Nature, Vol.490, No.7419, 258-258, 2012
Complex brain and optic lobes in an early Cambrian arthropod
The nervous system provides a fundamental source of data for understanding the evolutionary relationships between major arthropod groups(1,2). Fossil arthropods rarely preserve neural tissue. As a result, inferring sensory and motor attributes of Cambrian taxa has been limited to interpreting external features, such as compound eyes(3) or sensilla decorating appendages(4), and early-diverging arthropods have scarcely been analysed in the context of nervous system evolution. Here we report exceptional preservation of the brain and optic lobes of a stem-group arthropod from 520 million years ago (Myr ago), Fuxianhuia protensa(5), exhibiting the most compelling neuroanatomy known from the Cambrian.

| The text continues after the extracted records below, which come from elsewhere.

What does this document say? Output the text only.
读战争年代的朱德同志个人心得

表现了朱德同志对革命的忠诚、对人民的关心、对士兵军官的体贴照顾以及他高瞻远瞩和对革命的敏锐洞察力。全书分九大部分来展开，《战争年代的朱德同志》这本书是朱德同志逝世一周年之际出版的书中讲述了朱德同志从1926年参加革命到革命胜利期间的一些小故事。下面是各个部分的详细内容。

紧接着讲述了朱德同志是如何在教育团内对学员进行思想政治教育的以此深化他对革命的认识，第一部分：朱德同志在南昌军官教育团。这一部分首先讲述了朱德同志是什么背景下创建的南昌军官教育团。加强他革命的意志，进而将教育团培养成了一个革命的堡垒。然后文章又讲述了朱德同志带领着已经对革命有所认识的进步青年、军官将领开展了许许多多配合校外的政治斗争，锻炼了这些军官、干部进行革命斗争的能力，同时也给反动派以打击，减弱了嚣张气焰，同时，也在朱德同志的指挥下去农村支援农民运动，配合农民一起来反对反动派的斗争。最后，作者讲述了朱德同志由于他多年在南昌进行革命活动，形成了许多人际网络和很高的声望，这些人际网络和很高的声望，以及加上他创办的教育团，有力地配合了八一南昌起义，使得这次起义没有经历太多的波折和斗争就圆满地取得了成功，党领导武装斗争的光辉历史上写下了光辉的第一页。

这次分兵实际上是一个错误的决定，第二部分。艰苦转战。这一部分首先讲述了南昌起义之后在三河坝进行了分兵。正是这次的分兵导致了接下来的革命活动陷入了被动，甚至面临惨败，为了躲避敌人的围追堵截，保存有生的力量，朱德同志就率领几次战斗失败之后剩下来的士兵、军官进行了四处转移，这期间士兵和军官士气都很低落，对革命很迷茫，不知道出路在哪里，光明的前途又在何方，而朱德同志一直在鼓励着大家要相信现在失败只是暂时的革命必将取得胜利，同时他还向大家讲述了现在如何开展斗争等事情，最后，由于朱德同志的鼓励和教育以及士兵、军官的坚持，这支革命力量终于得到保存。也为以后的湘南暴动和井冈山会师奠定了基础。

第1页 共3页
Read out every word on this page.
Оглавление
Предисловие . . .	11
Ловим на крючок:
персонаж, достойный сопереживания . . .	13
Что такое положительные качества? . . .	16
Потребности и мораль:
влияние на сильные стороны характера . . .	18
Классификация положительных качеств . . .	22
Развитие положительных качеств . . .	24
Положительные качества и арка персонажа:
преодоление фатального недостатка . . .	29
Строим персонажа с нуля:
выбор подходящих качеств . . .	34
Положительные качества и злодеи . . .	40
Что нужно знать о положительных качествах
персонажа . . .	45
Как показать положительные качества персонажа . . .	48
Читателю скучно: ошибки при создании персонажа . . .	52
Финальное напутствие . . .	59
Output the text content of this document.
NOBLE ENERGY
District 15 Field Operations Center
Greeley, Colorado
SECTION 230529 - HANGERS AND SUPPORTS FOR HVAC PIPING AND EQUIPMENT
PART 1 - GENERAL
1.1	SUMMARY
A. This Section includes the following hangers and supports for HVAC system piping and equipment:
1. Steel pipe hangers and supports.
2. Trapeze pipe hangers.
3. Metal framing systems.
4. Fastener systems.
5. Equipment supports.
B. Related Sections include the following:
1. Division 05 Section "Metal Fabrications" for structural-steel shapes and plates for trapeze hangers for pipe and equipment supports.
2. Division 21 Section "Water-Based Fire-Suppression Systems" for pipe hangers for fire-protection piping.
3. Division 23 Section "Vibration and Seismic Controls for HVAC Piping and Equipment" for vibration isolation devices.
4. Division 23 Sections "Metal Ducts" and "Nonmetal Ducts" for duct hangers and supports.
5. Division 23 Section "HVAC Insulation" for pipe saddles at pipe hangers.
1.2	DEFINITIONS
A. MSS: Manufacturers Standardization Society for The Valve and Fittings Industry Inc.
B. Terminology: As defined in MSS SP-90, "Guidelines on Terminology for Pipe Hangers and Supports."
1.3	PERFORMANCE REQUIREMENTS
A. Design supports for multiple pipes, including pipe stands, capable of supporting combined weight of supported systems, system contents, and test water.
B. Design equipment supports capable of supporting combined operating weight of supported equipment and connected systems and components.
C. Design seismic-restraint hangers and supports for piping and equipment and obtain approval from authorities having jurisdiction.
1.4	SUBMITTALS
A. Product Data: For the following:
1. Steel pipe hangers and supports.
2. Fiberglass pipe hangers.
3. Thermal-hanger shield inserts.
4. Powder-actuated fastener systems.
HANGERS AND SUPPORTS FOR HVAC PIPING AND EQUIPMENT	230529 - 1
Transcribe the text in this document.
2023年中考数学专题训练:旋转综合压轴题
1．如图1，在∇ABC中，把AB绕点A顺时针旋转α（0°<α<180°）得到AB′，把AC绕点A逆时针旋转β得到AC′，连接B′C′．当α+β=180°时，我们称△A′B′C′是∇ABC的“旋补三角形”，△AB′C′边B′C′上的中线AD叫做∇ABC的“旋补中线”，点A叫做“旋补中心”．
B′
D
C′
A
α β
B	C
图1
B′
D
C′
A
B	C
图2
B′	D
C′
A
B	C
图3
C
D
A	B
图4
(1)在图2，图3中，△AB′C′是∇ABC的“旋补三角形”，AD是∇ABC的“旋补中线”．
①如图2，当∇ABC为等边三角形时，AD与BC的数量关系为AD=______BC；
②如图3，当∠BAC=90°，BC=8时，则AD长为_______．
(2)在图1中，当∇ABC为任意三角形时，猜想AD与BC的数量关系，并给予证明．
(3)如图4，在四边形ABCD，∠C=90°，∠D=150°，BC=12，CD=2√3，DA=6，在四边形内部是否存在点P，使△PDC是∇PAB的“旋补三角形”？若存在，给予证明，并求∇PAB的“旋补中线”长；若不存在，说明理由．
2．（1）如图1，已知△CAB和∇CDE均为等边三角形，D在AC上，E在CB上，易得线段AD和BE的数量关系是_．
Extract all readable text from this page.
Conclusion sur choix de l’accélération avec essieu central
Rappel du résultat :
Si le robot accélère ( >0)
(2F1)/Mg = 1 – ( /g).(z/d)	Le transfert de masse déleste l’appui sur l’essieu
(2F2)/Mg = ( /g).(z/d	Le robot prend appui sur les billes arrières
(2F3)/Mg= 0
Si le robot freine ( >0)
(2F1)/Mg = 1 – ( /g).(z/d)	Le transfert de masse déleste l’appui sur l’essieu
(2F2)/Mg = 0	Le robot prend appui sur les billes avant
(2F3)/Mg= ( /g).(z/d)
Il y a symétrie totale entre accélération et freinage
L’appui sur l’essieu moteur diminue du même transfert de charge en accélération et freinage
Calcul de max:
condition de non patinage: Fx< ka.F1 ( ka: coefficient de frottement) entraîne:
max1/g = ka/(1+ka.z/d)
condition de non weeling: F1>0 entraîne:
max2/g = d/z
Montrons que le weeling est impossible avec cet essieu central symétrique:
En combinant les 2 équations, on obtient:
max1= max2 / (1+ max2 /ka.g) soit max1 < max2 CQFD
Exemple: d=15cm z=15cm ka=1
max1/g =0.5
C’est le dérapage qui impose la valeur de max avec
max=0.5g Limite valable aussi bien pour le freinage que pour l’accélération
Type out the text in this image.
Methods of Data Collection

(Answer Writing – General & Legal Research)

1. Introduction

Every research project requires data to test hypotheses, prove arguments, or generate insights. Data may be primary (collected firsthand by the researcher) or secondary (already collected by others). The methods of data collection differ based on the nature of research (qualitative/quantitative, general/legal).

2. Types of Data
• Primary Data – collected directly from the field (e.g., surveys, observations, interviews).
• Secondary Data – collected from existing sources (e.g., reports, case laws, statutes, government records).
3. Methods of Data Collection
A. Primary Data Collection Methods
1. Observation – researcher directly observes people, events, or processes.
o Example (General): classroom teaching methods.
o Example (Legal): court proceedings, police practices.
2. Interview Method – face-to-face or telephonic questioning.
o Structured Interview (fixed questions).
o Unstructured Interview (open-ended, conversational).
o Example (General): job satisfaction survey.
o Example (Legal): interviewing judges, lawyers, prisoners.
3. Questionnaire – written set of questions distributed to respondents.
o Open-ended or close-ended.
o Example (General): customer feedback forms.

The protocerebrum of Fuxianhuia is supplied by optic lobes evidencing traces of three nested optic centres serving forward-viewing eyes. Nerves from uniramous antennae define the deutocerebrum, and a stout pair of more caudal nerves indicates a contiguous tritocerebral component. Fuxianhuia shares a tripartite pre-stomodeal brain and nested optic neuropils with extant Malacostraca and Insecta(2,6), demonstrating that these characters were present in some of the earliest derived arthropods. The brain of Fuxianhuia impacts molecular analyses that advocate either a branchiopod-like ancestor of Hexapoda(7,8) or remipedes and possibly cephalocarids as sister groups of Hexapoda(9,10). Resolving arguments about whether the simple brain of a branchiopod approximates an ancestral insect brain or whether it is the result of secondary simplification has until now been hindered by lack of fossil evidence. The complex brain of Fuxianhuia accords with cladistic analyses on the basis of neural characters, suggesting that Branchiopoda derive from a malacostracan-like ancestor but underwent evolutionary reduction and character reversal of brain centres that are common to hexapods and malacostracans(2). The early origin of sophisticated brains provides a probable driver for versatile visual behaviours, a view that accords with compound eyes from the early Cambrian that were, in size and resolution, equal to those of modern insects and malacostracans(3).